A gloomy weather forecast did not deter diehard fans of Chester County Day, the longest running house tour in the country, as it celebrated its 75th anniversary on Saturday, Oct. 3.

Like this West Chester Borough residence, most of the Chester County Day homes featured lovely fall decor.

Like this West Chester Borough residence, most of the Chester County Day homes featured a multitude of mums and lovely fall decor.

For many area residents, the annual ritual of stepping back in time and visiting grand homes steeped in history was not going to be sidelined by Mother Nature. Most participants brought rain gear, which wasn’t needed until about 3 p.m., and although many picnickers opted to enjoy their lunches inside, a few braved the winds and dampness, taking advantage of some of the scenic, al fresco venues.

Carol Collins said she and her husband Dennis, who live in Gwynedd Valley, are longtime attendees, going back 47 years. “It’s something we always do,” she said. “We really enjoy it.”

Held annually on the first Saturday of October, the popular fund-raiser for Chester County Hospital started in 1936. For most years since then – it wasn’t held during World War II – it has led visitors through ornate dining rooms, gourmet kitchens, brick archways, covered bridges, cottage gardens, and breathtaking vistas.

This year’s tour included 31 private and public properties, the majority of which were located in the Borough of West Chester.
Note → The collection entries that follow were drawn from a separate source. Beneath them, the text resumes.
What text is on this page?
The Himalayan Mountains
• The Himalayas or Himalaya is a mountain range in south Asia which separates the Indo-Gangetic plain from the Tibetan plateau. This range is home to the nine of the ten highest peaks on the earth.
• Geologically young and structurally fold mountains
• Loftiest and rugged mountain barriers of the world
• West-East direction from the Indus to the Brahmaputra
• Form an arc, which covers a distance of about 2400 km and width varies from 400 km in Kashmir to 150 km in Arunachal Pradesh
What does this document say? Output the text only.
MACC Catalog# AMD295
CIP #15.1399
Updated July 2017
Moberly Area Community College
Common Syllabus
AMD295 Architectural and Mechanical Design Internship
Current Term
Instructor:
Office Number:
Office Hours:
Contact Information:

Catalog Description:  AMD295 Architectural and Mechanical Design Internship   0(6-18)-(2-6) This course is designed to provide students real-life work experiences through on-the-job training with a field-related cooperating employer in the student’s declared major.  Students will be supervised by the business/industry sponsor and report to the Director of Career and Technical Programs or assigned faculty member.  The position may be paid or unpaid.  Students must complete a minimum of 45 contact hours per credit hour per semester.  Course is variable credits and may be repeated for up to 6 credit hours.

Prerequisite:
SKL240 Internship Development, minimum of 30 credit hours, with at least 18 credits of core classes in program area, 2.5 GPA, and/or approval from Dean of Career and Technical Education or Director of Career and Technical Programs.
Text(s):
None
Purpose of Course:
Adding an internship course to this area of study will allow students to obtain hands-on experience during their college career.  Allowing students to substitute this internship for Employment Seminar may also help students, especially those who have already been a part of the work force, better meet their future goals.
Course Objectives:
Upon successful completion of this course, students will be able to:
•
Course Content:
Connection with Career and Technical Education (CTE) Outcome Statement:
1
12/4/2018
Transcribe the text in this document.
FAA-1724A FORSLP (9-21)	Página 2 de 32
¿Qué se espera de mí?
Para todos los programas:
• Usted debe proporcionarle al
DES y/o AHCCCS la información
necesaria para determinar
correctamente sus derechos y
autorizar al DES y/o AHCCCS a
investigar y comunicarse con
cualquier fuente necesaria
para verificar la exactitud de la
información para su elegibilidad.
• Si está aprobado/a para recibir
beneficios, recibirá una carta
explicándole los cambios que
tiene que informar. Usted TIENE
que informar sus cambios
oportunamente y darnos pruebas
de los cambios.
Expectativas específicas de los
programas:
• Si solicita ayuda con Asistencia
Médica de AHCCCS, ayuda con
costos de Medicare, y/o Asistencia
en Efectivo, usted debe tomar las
They ranged from a 1926 stucco residence with a distinctive clay tile roof and a 1992 addition to a 1750 home restored in the 1920s for novelist Joseph Hergesheimer, who reportedly held some lively parties there, attended by the likes of F. Scott Fitzgerald and Dorothy Parker.

This 1906 borough residence first appeared on Chester County Day in 1938; since then, it has undergone extensive remodeling.

This 1906 borough residence first appeared on Chester County Day in 1938; since then, it has undergone extensive – and artistic – remodeling.

Outside the borough, participants were treated to an estate along Crum Creek on Goshen Road once owned by a prominent 18th-century clockmaker – who also made coffins during leaner economic times – and a charming 1743 farmhouse with unique collectibles, such as a set of copper pots once used for measuring rum. It adjoined the Radnor Hunt, which kicked off the Chester County festivities with the traditional foxhunt.

Chester County Day originated in 1936, when members of the Women’s Auxiliary to Chester County Hospital hosted “West Chester Day,” a house tour that allowed admittance to 22 homes for $1.

Richard and Julie May, whose 1870s red brick Victorian home was featured for the fifth time on Chester County Day, recalled moving into the neighborhood in 1978 and meeting Bernice Ball, one of the event’s co-founders.

Ball surveyed the Mays’ home, noted the presence of their two young children, and said she would give them three years before insisting that they participate, Richard May said. He said the experience has been rewarding and periodically provides incentive to complete the kind of projects that historic homes typically generate.

“It’s for a great cause, and it gets you to fix up the house,” Julie May added.

A block away from the Mays, Thomas Swift was equally enthusiastic about having more than 1,000 people traipse through his residence, built in 1850 by Simon Barnard, an Underground Railroad conductor. Swift said he moved into the rowhome in one of the borough’s oldest residential areas a year and a half ago.

Many of the borough row homes, such as this 1850 residence on East Washington Street, boast charming courtyards that aren't visible from the street.

Many borough row homes, such as this 1850 residence on East Washington Street, boast inviting, brick courtyards that aren't visible from the street.

During that time, he replaced the roof and made numerous cosmetic changes, improvements that he enjoyed sharing with the friendly Chester County Day crowds.

“I would definitely do it again in a heartbeat,” said Swift. “It’s a great organization and a very well-run tour.”

Louise Milewski, who co-chaired this year’s Chester County Day with Karen Weber, said the organizers got pretty worried earlier in the week when Hurricane Joaquin was included in the forecast. But even though the final numbers haven’t been calculated yet, preliminary indications were positive.

Milewski said the total visitors at many of the residences mirrored last year’s figures, and the audience for the foxhunt was definitely larger.

“It was absolutely a success,” she said. “We were very pleasantly surprised by the number of people who turned out … I didn’t expect to see any lines. I really admire the fortitude of people who stood in the rain waiting to get into some of the homes.”

Milewski said when she apologized to people for the weather, they shrugged and said it wasn’t her fault. “Based on the comments I kept hearing, people seemed to be having a good time,” she said.

Since Chester County Day’s inception, the tour has generated more than $4 million to support the hospital and its programs, Milewski said.

“It takes a lot of people to make this happen,” she said. “We couldn’t do it without the 400 to 500 volunteers, the homeowners, the sponsors ... Everyone’s willingness to jump in and help is just wonderful.”